En este sentido, resulta fundamental replantear la manera en que se concibe el desarrollo comunitario. La vinculación activa de las comunidades en los procesos de planeación, ejecución y evaluación de proyectos no solo fortalece el tejido social, sino que también garantiza que las intervenciones sean pertinentes, sostenibles y ajustadas a las realidades locales. El desarrollo integral de un municipio no puede lograrse sin la participación directa de sus habitantes, puesto que son ellos quienes poseen el conocimiento territorial y cultural necesario para orientar las acciones de manera efectiva.
Dentro de este panorama, las juntas de acción comunal emergen como actores fundamentales. Estas organizaciones representan un puente entre la institucionalidad y la comunidad, permitiendo identificar necesidades prioritarias, gestionar recursos y promover iniciativas colectivas. Su cercanía con la población les permite comprender de manera más precisa las problemáticas que afectan a diferentes grupos sociales, como campesinos, jóvenes y niños, quienes enfrentan diariamente múltiples desafíos relacionados con el acceso a servicios básicos, oportunidades económicas y condiciones de bienestar.

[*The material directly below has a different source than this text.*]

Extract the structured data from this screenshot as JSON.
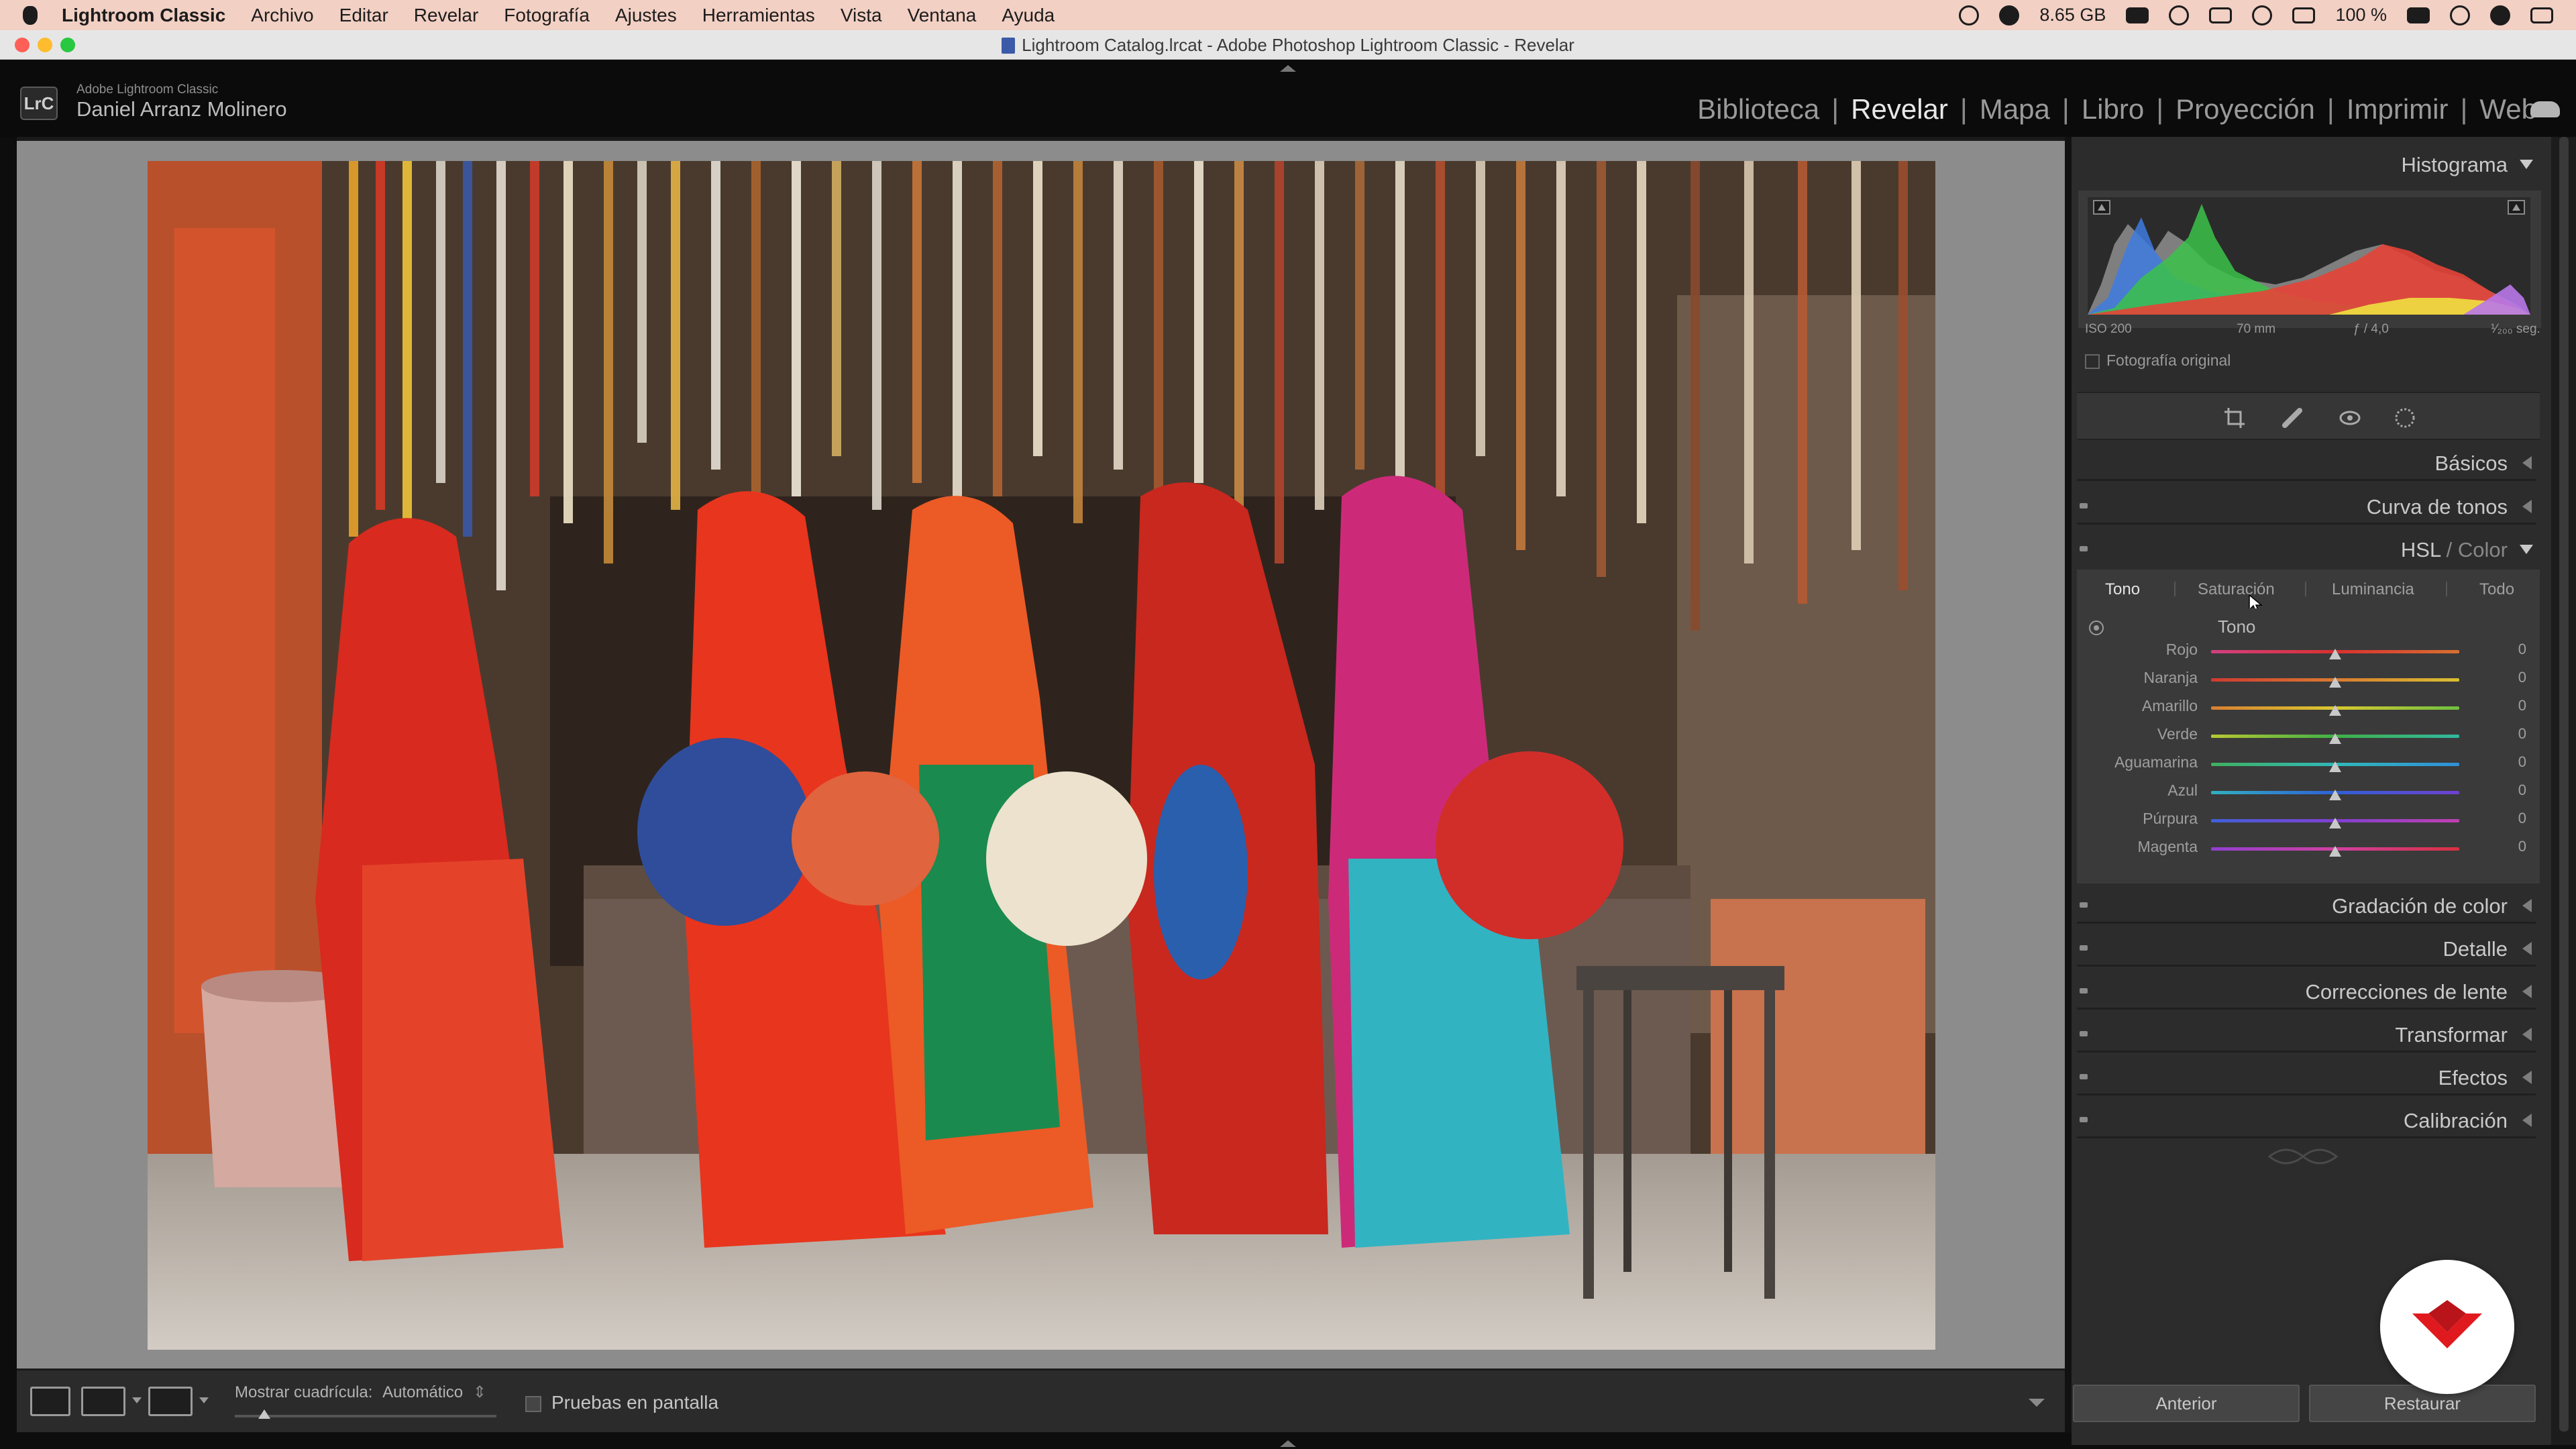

Una de las herramientas más relevantes para fortalecer esta articulación entre Estado y comunidad son los convenios solidarios. Estos mecanismos permiten no solo la asignación eficiente de recursos públicos a través de proyectos específicos, sino también la participación directa de las juntas de acción comunal en la ejecución de las iniciativas. De esta manera, se promueve un modelo de gestión más participativo, transparente y acorde con las necesidades reales del territorio.

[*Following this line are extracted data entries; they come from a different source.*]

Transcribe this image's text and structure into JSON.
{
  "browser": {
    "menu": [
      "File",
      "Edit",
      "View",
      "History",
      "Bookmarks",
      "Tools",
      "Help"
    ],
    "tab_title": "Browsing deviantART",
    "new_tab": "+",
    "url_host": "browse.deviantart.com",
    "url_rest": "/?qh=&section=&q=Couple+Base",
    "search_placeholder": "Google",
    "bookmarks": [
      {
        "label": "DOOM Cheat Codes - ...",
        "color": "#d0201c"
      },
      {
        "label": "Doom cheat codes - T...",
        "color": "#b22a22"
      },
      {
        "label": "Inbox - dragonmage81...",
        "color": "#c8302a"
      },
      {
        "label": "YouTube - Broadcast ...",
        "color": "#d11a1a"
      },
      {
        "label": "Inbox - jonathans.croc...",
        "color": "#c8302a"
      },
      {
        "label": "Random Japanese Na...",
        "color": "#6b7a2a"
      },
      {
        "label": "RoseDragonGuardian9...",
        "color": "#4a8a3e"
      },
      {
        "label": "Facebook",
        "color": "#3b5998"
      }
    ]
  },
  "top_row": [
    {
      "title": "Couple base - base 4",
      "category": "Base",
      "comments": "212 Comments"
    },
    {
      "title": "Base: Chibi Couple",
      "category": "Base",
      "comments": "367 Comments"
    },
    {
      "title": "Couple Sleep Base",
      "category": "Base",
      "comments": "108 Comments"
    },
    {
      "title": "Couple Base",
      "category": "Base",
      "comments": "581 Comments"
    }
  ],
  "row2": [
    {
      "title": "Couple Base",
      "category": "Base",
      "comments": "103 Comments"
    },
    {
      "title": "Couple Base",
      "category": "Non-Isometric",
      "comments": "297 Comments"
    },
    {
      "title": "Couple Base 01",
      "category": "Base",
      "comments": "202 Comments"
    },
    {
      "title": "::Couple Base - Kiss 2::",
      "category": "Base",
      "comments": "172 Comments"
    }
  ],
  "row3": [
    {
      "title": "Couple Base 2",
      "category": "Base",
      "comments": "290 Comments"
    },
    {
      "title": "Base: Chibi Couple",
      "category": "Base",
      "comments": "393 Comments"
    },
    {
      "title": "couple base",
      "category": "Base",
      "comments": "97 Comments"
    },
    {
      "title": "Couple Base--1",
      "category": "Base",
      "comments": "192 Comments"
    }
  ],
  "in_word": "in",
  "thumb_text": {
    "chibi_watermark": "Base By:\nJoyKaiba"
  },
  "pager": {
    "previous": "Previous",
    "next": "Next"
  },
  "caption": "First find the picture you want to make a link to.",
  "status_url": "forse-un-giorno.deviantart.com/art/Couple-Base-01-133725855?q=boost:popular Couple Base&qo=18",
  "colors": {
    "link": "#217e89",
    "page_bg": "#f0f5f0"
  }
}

A través de los convenios solidarios, es posible desarrollar proyectos de gran impacto para las comunidades, tales como el mejoramiento de vías terciarias, la construcción de obras de infraestructura básica, la ampliación de redes de acueducto y saneamiento, y la implementación de sistemas de almacenamiento de agua como reservorios. Estas acciones no solo contribuyen al desarrollo físico de los municipios, sino que también generan oportunidades de empleo, fortalecen la organización comunitaria y mejoran la calidad de vida de la población.

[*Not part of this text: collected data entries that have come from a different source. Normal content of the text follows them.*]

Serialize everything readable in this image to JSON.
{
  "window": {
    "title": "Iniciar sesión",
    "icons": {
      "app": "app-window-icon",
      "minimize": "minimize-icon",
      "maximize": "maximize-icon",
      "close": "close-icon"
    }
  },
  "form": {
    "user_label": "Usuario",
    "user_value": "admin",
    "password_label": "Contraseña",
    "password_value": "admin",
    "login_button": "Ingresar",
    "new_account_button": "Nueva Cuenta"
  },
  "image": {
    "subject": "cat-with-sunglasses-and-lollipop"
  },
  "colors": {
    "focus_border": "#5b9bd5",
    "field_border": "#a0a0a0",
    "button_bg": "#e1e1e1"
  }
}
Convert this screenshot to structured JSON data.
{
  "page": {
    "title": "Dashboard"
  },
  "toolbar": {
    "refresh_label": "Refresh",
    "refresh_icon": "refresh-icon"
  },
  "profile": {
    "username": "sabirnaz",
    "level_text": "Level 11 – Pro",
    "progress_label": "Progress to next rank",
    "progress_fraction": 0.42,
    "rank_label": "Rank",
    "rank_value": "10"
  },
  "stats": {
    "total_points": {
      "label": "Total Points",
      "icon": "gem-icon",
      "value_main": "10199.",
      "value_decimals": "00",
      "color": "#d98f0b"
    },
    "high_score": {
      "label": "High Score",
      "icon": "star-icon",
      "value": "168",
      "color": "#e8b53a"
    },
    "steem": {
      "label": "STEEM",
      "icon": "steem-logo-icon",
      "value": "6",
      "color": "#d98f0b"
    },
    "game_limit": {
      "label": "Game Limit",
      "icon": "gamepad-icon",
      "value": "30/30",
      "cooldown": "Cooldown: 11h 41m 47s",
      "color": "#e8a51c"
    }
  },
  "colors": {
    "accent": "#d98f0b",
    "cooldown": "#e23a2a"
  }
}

Finalmente, es importante comprender que la relación entre las instituciones y las organizaciones comunitarias no debe limitarse únicamente a la escucha de necesidades. Por el contrario, debe consolidarse como una alianza estratégica orientada a la ejecución conjunta de proyectos que impulsen el desarrollo social. Reconocer a las comunidades como sujetos activos del cambio implica avanzar hacia modelos de gobernanza más incluyentes, donde la participación ciudadana sea un eje central en la toma de decisiones.
En conclusión, la transformación del desarrollo comunitario requiere un cambio de enfoque que priorice la participación, el reconocimiento y el fortalecimiento de las capacidades locales. Solo a través de una verdadera articulación entre Estado y comunidad será posible construir territorios más equitativos, sostenibles y con mayores oportunidades para todos.